The judge overseeing Cineworld's bankruptcy case provided some much-needed levity during a recent hearing centered on the financial future of the world's second-largest movie theater operator.
Judge Marvin Isgur told Kirkland & Ellis attorneys representing Cineworld he enjoyed seeing yet another courtroom presentation. Throughout Cineworld’s five months of bankruptcy proceedings, attorneys have shown clips and images from hit Hollywood movies to help tell the movie theater chain’s story and underscore the importance of major film productions to the company's profitability.
Last week, the Cineworld team said the success of the film "Avatar: The Way of Water," the highest-grossing movie of the year, proved that if the movie chain had more blockbuster films, more profit could be generated.

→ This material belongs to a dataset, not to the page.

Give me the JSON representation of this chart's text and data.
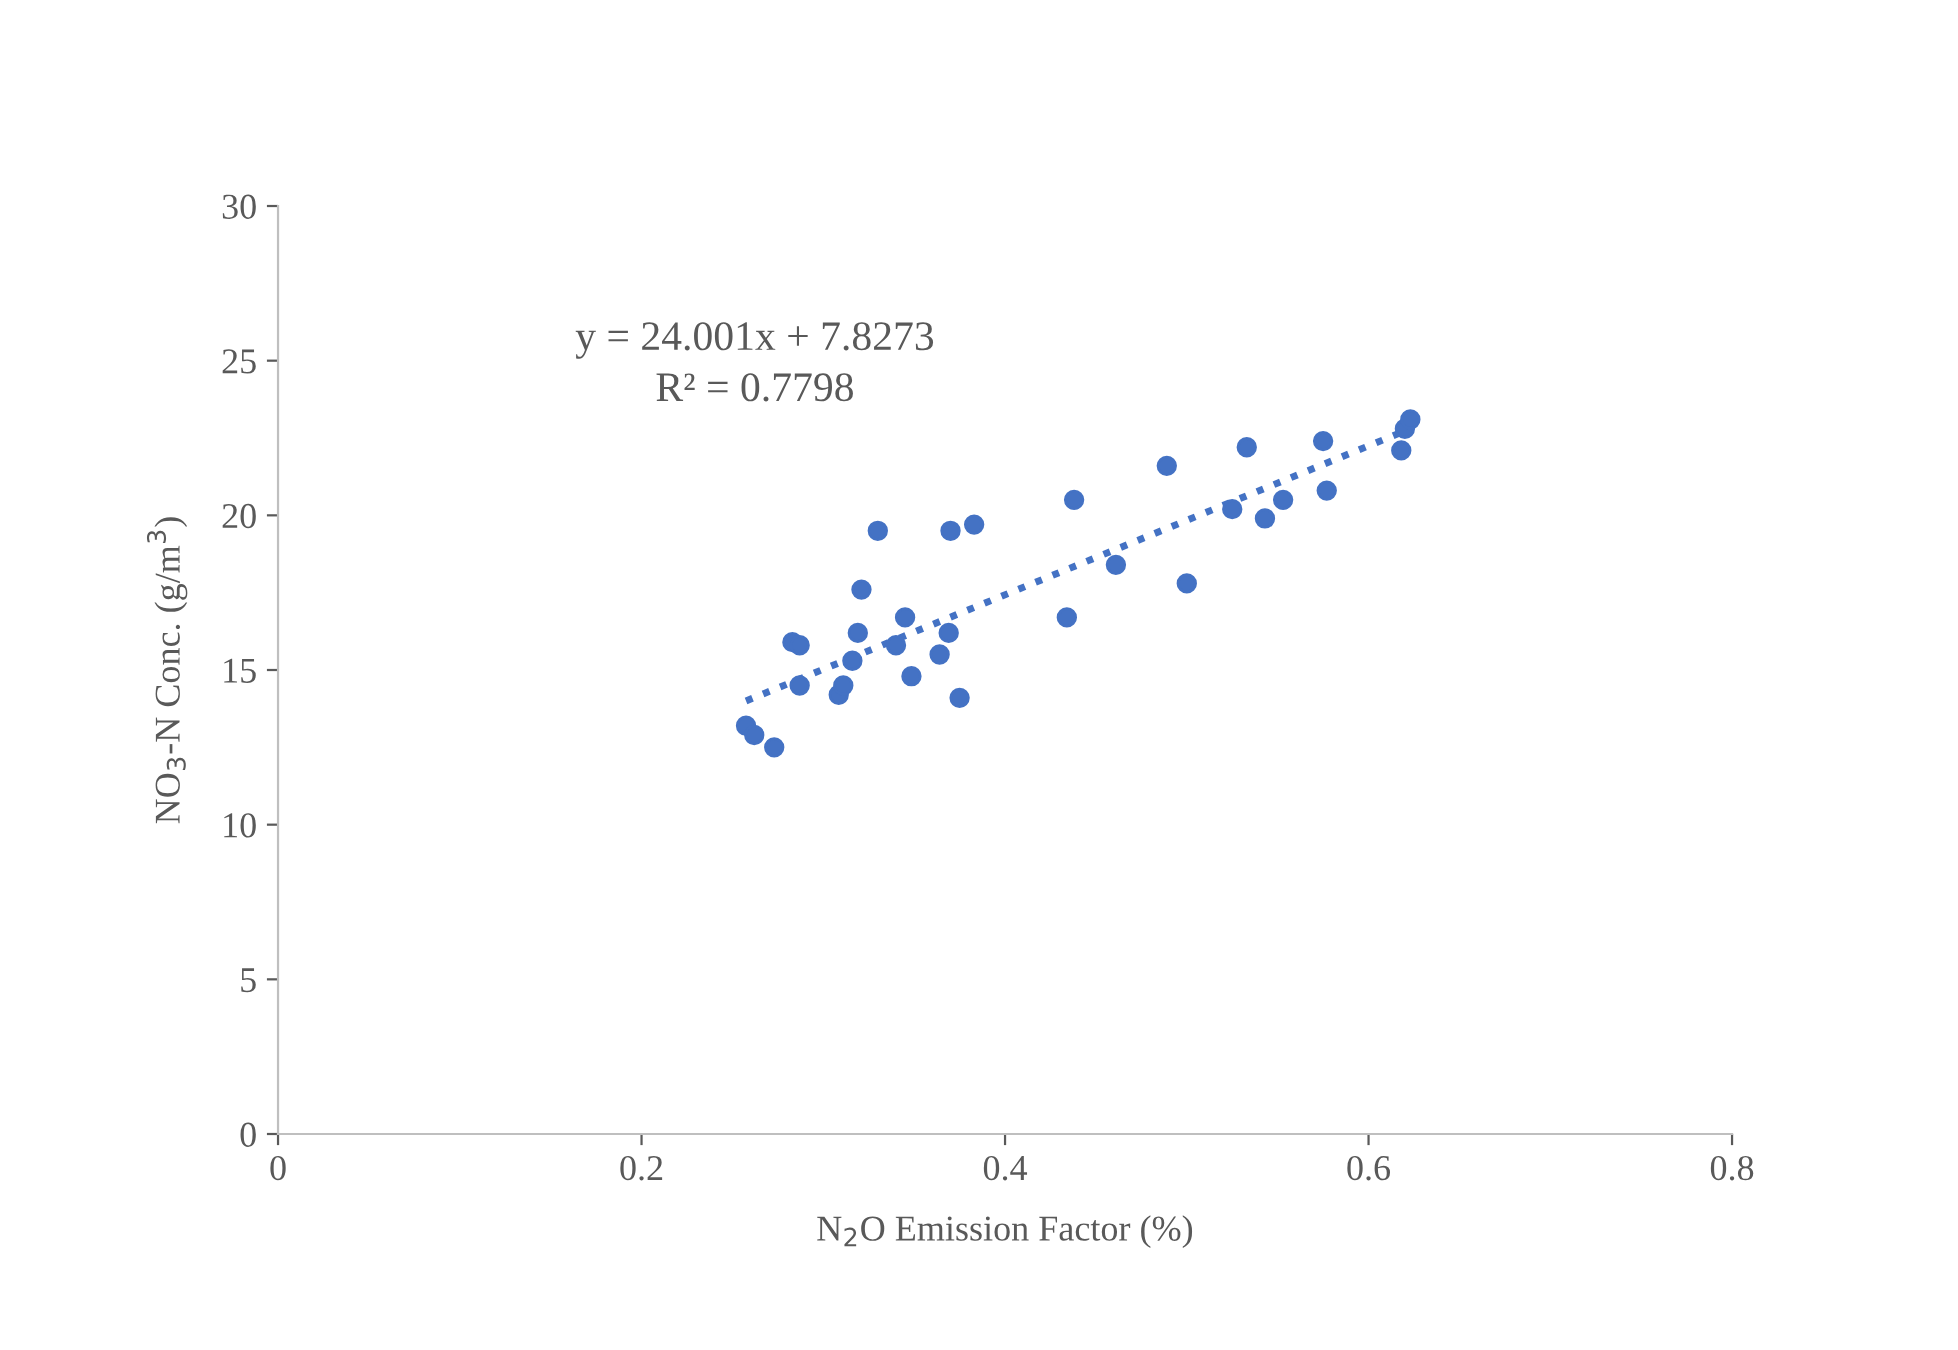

Upon getting an update on the status of the Chapter 11 bankruptcy, the judge revealed something about himself.
"If you want me to scare everybody, I have no idea what Avatar is, but I appreciate the PowerPoint," Isgur said during the hearing in the U.S. Bankruptcy Court for the Southern District of Texas in Houston. The movie is the sequel to the highest-grossing film of all time.
An attorney, feigning shock, told Isgur there was a Houston theater in Cineworld’s chain showing the film right then. Isgur told him conflict laws barred him from going to the suggested theater. "I guess I could go to a non-Cineworld theater without breaking the law, but I can't purchase anything from the estate," he said.